Stars and planets form by mass attracting other mass and coming together, as the masses get closer they pull harder. Gravity pulls the masses together and forms a star or a planet. Making a long story short, if the mass of the object is great enough then the gravitational forces will be large enough to create a black hole. So what is a black hole? A black hole is simply a massive object that generates such an intense gravitational field that not even light can escape, that’s it, nothing fancy…

One way of looking at a black hole is to say that the escape velocity is equal to or greater than the speed of light, so therefore nothing, not even light can escape. Any object could form a black hole, IF it was small enough so that it generated a very strong gravitational field at its surface. For an object of given mass there is a minimum radius for that object in order for it to be a black hole, this minimum radius is called the Schwarzchild radius. If we set the escape velocity to be c and solve for the radius (This is not the correct way to do it, but we arrive at the same result):

(8)
\begin{align} c = \sqrt {\frac{Gm}{R}} \end{align}
(9)
\begin{align} R_{sch} = \frac{2GM}{c^2} \end{align}

This is the expression for the Schwarzchild radius and is given in your formula handbook.

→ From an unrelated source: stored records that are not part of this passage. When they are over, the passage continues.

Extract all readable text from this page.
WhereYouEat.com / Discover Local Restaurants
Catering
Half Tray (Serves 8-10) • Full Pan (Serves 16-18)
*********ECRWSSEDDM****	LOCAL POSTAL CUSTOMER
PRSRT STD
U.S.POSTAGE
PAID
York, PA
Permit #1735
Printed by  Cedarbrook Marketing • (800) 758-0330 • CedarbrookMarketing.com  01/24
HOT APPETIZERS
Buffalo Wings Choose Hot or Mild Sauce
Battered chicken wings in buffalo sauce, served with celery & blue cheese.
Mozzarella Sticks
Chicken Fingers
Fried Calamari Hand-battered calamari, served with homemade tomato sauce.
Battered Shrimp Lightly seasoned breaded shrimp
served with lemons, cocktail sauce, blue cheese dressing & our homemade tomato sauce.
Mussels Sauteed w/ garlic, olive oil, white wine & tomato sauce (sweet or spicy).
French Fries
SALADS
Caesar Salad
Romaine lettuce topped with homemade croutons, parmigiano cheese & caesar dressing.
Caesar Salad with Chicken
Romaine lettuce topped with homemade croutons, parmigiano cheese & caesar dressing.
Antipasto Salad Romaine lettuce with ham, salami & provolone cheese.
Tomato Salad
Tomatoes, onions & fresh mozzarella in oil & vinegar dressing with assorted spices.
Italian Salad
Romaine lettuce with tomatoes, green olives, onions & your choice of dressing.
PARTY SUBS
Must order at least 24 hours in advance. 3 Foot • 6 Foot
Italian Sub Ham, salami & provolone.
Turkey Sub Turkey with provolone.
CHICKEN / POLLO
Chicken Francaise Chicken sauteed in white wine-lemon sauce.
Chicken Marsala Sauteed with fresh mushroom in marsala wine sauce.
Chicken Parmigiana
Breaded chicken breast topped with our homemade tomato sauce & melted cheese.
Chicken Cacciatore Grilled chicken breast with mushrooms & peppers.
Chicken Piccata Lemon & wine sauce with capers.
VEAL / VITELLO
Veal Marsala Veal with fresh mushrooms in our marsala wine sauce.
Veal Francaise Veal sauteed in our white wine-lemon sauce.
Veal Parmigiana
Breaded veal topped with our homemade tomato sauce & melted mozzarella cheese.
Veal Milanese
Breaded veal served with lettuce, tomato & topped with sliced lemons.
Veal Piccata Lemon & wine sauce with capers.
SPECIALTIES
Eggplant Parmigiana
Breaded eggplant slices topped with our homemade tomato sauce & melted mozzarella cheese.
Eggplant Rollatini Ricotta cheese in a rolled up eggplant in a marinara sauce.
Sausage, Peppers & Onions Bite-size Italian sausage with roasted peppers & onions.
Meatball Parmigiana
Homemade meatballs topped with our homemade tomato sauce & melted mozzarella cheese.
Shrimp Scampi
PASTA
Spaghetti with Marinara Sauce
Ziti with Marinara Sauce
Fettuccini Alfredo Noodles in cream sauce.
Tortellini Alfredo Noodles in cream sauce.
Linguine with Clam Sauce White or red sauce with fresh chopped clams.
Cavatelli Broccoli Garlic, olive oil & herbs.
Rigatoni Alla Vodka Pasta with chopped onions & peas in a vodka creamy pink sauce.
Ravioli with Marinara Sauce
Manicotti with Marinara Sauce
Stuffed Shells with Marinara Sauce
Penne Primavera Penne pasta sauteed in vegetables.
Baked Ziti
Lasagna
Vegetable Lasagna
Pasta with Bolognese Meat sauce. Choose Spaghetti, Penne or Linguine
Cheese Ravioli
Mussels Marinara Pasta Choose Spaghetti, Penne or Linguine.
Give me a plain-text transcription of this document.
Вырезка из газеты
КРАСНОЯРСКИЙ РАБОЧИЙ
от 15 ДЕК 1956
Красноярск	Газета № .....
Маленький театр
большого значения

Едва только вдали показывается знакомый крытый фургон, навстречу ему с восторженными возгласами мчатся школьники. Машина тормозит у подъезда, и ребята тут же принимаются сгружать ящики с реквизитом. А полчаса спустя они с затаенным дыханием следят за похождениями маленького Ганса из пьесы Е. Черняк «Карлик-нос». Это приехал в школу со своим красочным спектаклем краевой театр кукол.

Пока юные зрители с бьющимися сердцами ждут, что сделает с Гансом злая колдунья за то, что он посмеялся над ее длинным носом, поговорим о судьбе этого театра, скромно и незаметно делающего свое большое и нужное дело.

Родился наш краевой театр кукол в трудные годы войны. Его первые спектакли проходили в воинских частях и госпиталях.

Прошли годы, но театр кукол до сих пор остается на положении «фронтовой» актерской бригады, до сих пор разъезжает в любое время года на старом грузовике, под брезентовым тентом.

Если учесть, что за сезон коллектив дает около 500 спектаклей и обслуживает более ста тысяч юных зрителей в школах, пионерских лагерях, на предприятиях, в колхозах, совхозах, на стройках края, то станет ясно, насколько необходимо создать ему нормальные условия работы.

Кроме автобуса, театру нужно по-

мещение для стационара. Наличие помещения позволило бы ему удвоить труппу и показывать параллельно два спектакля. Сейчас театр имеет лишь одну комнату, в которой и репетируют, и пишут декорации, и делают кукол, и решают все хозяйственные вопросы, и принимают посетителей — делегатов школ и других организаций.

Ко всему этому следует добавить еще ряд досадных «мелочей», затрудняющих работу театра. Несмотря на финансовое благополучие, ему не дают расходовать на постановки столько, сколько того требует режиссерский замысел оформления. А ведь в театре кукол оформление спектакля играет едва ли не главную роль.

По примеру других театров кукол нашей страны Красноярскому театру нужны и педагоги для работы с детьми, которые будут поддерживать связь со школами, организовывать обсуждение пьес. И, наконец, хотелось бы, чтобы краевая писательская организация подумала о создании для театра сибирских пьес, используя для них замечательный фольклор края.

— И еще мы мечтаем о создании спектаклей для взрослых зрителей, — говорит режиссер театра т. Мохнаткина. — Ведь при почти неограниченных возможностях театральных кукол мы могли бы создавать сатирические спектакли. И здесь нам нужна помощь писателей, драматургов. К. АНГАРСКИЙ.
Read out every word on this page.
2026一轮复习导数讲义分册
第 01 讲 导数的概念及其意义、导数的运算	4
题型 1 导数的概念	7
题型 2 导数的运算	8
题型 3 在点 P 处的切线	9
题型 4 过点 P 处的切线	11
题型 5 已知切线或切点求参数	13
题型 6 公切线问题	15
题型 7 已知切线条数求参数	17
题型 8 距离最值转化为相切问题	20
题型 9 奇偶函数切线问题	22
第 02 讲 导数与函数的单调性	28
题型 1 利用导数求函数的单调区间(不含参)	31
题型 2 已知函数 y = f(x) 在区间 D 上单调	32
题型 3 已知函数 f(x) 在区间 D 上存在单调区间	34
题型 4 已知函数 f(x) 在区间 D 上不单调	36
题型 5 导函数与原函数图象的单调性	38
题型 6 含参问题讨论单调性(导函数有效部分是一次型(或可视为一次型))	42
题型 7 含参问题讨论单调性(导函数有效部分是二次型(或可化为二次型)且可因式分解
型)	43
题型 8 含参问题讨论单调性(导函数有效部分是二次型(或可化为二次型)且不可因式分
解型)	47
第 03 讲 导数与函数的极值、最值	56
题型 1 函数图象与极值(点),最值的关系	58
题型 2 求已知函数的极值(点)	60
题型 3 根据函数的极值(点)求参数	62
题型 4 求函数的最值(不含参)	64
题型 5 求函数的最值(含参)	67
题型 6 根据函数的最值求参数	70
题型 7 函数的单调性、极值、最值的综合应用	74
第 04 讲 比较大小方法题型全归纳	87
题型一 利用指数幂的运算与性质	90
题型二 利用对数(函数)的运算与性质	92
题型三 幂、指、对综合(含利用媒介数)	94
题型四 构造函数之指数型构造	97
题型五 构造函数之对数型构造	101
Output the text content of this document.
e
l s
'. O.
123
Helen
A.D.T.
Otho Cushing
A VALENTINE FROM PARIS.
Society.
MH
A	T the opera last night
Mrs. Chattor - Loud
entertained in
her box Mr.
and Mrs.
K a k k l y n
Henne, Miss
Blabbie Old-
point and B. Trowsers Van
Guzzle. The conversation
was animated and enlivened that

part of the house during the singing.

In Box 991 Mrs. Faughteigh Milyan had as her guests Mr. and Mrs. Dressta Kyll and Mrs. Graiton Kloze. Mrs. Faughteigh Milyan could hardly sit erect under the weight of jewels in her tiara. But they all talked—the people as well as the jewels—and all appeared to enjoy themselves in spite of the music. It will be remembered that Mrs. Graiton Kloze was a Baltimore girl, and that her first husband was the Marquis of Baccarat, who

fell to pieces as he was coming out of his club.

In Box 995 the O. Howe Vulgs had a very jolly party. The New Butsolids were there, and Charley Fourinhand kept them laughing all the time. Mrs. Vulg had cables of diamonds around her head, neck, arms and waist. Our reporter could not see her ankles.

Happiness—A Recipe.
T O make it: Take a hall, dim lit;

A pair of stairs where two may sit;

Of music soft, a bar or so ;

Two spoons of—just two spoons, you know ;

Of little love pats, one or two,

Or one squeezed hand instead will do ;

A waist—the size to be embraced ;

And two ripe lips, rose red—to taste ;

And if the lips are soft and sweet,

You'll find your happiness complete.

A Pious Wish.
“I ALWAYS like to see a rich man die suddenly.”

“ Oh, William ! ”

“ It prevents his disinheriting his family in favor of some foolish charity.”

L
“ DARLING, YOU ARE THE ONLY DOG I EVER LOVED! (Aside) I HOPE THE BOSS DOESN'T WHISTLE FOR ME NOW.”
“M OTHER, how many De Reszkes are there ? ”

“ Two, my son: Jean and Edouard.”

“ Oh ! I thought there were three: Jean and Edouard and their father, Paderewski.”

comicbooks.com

##### G.8.1 Outline the experimental evidence for bending of star light rays by the Sun

Light is bent by gravity. During a solar eclipse when the sunlight is largely blocked, observations of the positions of stars very near to the sun (as seen from the surface of the earth) can be easily made. When this is done, it is found that the stars do not appear to be in the correct place (as measured when they were not close to the sun, i.e. a different time of year). Why? Because the light was bent by the sun, when the light was bent it appeared that the stars where not in the correct position.